I thought I’d go through a few learnings from running the ZOL package on Ubuntu. Some are general observations on zfs, some are ZOL specific, and some are just issues to avoid. For those who aren’t familiar with ZFS, it’s a filesystem capable of storing incredible quantities of data. It’s able to detect and fix bit rot, it’s able to do a whole swathe of cool tricks such as live snapshots, deduplication, and compression.

These are in no particular order.

1. If you can, and you have data you want to treat differently, split them up as low as you can on the pool’s structure. It’s easy to configure one part of the pool to have deduplication or one part to have compression with a particular algorithm. It’s a bad idea to turn it one for a whole pool of heterogeneous data. Deduplication in general, is a performance killer. If you turn it on, do it for a small set of highly duplicated data, and it’s a valuable feature. If you turn it on for your whole pool, then everything from deleting snapshots, to writing large, unduplicated datasets becomes a huge chore. The same goes for compression.

2. Less is often more – choose the best feature, and use just that feature. Either compression or deduplication. Don’t go overboard with snapshots either, or disable them for data storage that has high turnover. Otherwise your snapshots will bloat out to many times the size of the base data at any point in time.

3. Deleting snapshots that are more recent, seems quicker than deleting older ones (with dedup turned on). Deleting snapshots with dedup on is a PITA.

4. If you are using SATA drives, instead of SAS drives then you have NCQ instead of TCQ. Too many acronyms? ZFS is configured by default to make great use of SAS drives, and to give SATA drives a headache. Set zfs_vdev_max_pending=1 and zfs_vdev_min_pending=1 using the following commands:

echo "1" > /sys/module/zfs/parameters/zfs_vdev_max_pending
echo "1" > /sys/module/zfs/parameters/zfs_vdev_min_pending

5. raidz doesn’t help you read speed. It’s good for writing and redundancy, but not for reading. It often caps at the speed of the slowest drive. So put mirrored groups inside your raidZ. With six drives, you could run a raidz1 of 3 x 2 mirror sets.

6. Don’t let it fill up!
This one should be in caps: DON’T LET YOUR RAIDZ FILL UP. Performance will drop off a cliff, on many systems it’s effectively an outage at 95%+ drive capacity used. Your disk I/O will fill up with sync processes.

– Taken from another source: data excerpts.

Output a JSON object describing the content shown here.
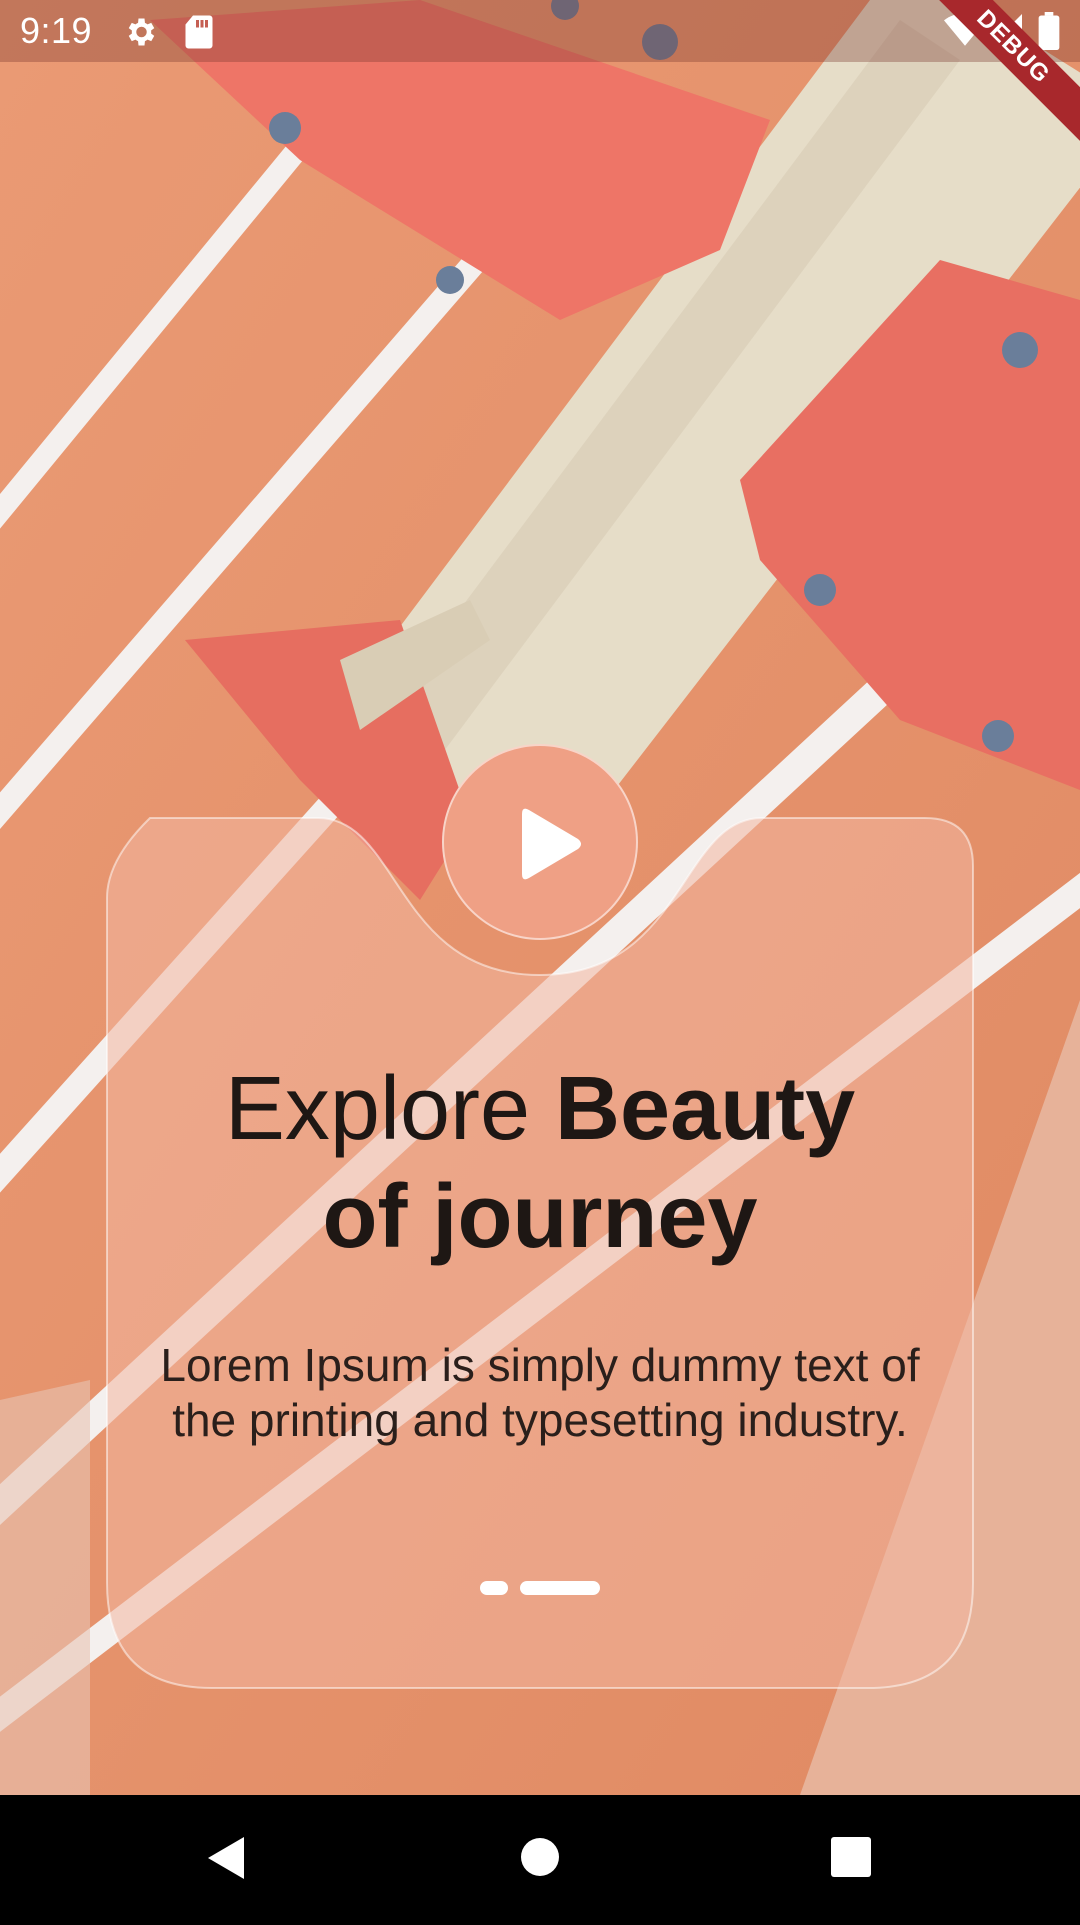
{
  "status_bar": {
    "time": "9:19",
    "icons": [
      "settings-icon",
      "sd-card-icon",
      "wifi-icon",
      "signal-icon",
      "battery-icon"
    ],
    "debug_label": "DEBUG"
  },
  "onboarding": {
    "headline_regular": "Explore ",
    "headline_bold_1": "Beauty",
    "headline_bold_2": "of journey",
    "description": "Lorem Ipsum is simply dummy text of the printing and typesetting industry.",
    "page_indicator": {
      "count": 2,
      "active_index": 1
    },
    "play_button_icon": "play-icon"
  },
  "navigation_bar": {
    "buttons": [
      "back-icon",
      "home-icon",
      "recents-icon"
    ]
  },
  "colors": {
    "background": "#E8936C",
    "card_tint": "#EFA085",
    "text": "#1E1714",
    "debug_ribbon": "#A8282C"
  }
}
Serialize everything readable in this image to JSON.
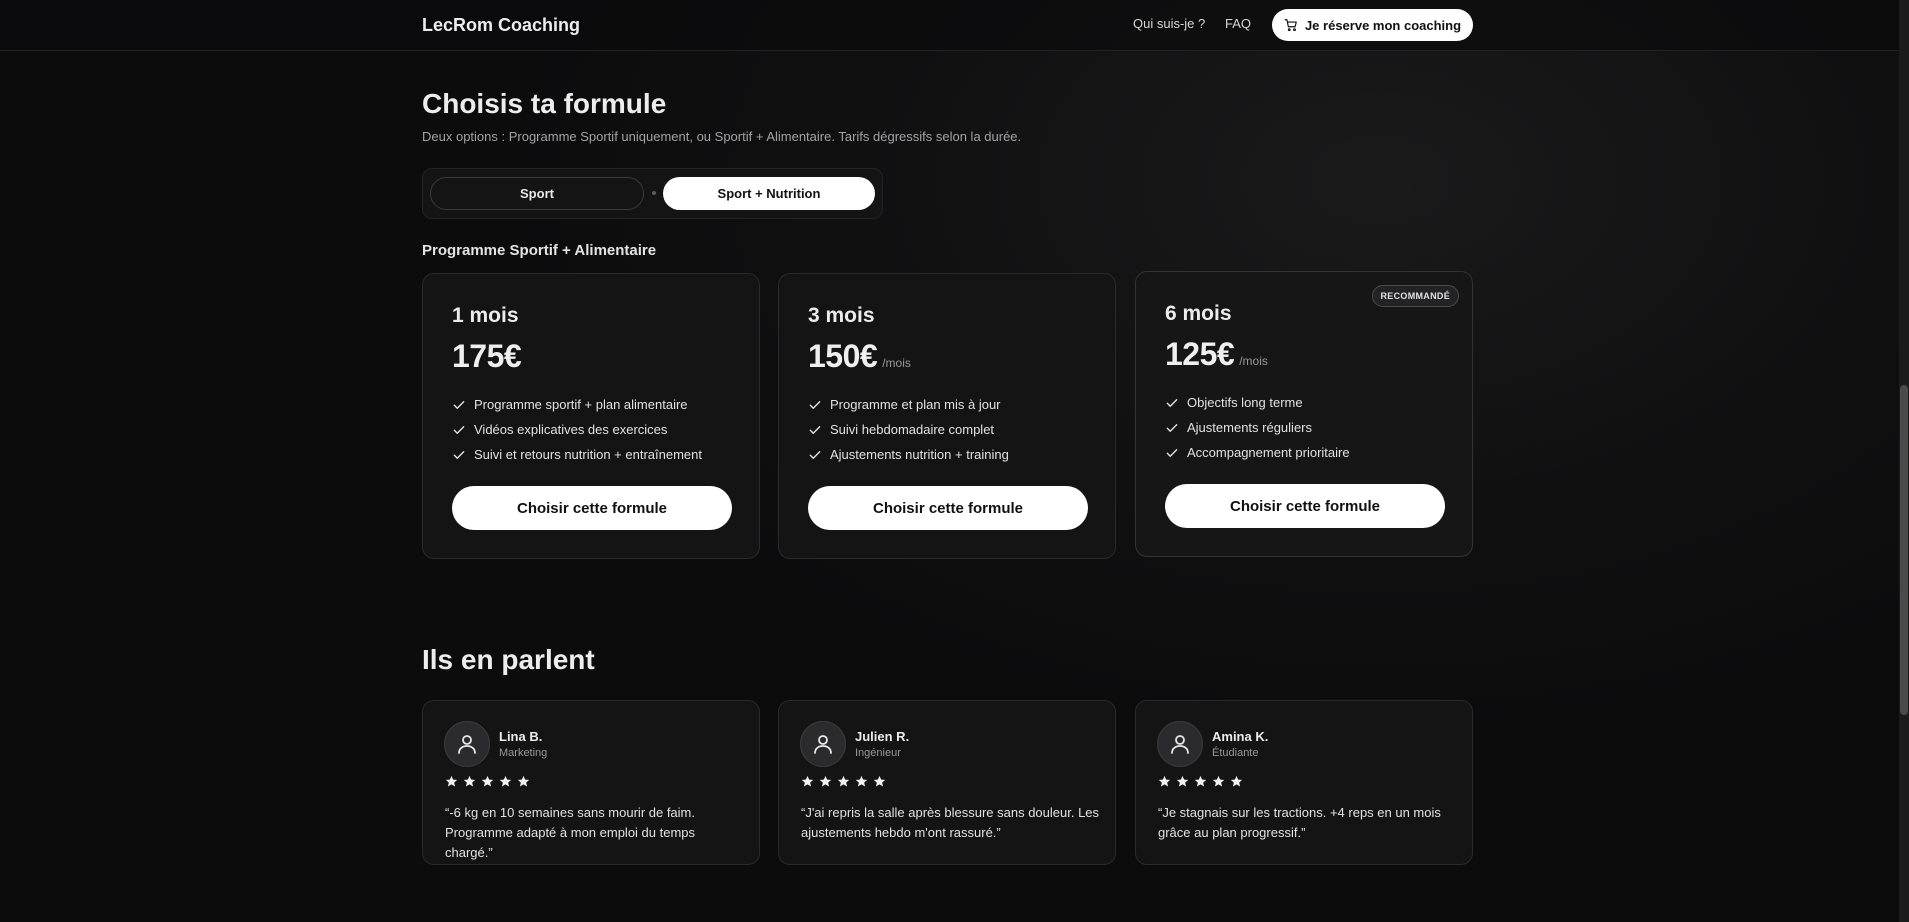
{
  "header": {
    "brand": "LecRom Coaching",
    "nav": [
      {
        "label": "Qui suis-je ?"
      },
      {
        "label": "FAQ"
      }
    ],
    "cta_label": "Je réserve mon coaching",
    "cta_icon": "cart-icon"
  },
  "pricing": {
    "title": "Choisis ta formule",
    "subtitle": "Deux options : Programme Sportif uniquement, ou Sportif + Alimentaire. Tarifs dégressifs selon la durée.",
    "toggle": {
      "options": [
        "Sport",
        "Sport + Nutrition"
      ],
      "selected": "Sport + Nutrition"
    },
    "section_label": "Programme Sportif + Alimentaire",
    "plans": [
      {
        "name": "1 mois",
        "price": "175€",
        "per": "",
        "features": [
          "Programme sportif + plan alimentaire",
          "Vidéos explicatives des exercices",
          "Suivi et retours nutrition + entraînement"
        ],
        "button": "Choisir cette formule"
      },
      {
        "name": "3 mois",
        "price": "150€",
        "per": "/mois",
        "features": [
          "Programme et plan mis à jour",
          "Suivi hebdomadaire complet",
          "Ajustements nutrition + training"
        ],
        "button": "Choisir cette formule"
      },
      {
        "name": "6 mois",
        "price": "125€",
        "per": "/mois",
        "badge": "RECOMMANDÉ",
        "features": [
          "Objectifs long terme",
          "Ajustements réguliers",
          "Accompagnement prioritaire"
        ],
        "button": "Choisir cette formule"
      }
    ]
  },
  "testimonials": {
    "title": "Ils en parlent",
    "items": [
      {
        "name": "Lina B.",
        "role": "Marketing",
        "rating": 5,
        "quote": "“-6 kg en 10 semaines sans mourir de faim. Programme adapté à mon emploi du temps chargé.”"
      },
      {
        "name": "Julien R.",
        "role": "Ingénieur",
        "rating": 5,
        "quote": "“J'ai repris la salle après blessure sans douleur. Les ajustements hebdo m'ont rassuré.”"
      },
      {
        "name": "Amina K.",
        "role": "Étudiante",
        "rating": 5,
        "quote": "“Je stagnais sur les tractions. +4 reps en un mois grâce au plan progressif.”"
      }
    ]
  }
}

7. L2Arc is great. Use it!

8. Don’t add drives to a raidz after initial creation – The extra capacity isn’t covered by the redundancy! If you have a raid array of 3TB, and you add an extra 1TB drive, you gain another TB of capacity – but this capacity is only located on one drive, and the loss of that drive means the loss of the data stored on it!!

9. zfs destroy -r tank will not only destroy tank, but everything related to it, including snapshots. If you need to make a copy of your data, and destroy the original, then copy the filesystem.

10. This one shouldn’t even need to be listed here. But monitor your ZPOOL status. You want to know if it’s degraded as soon as it’s degraded!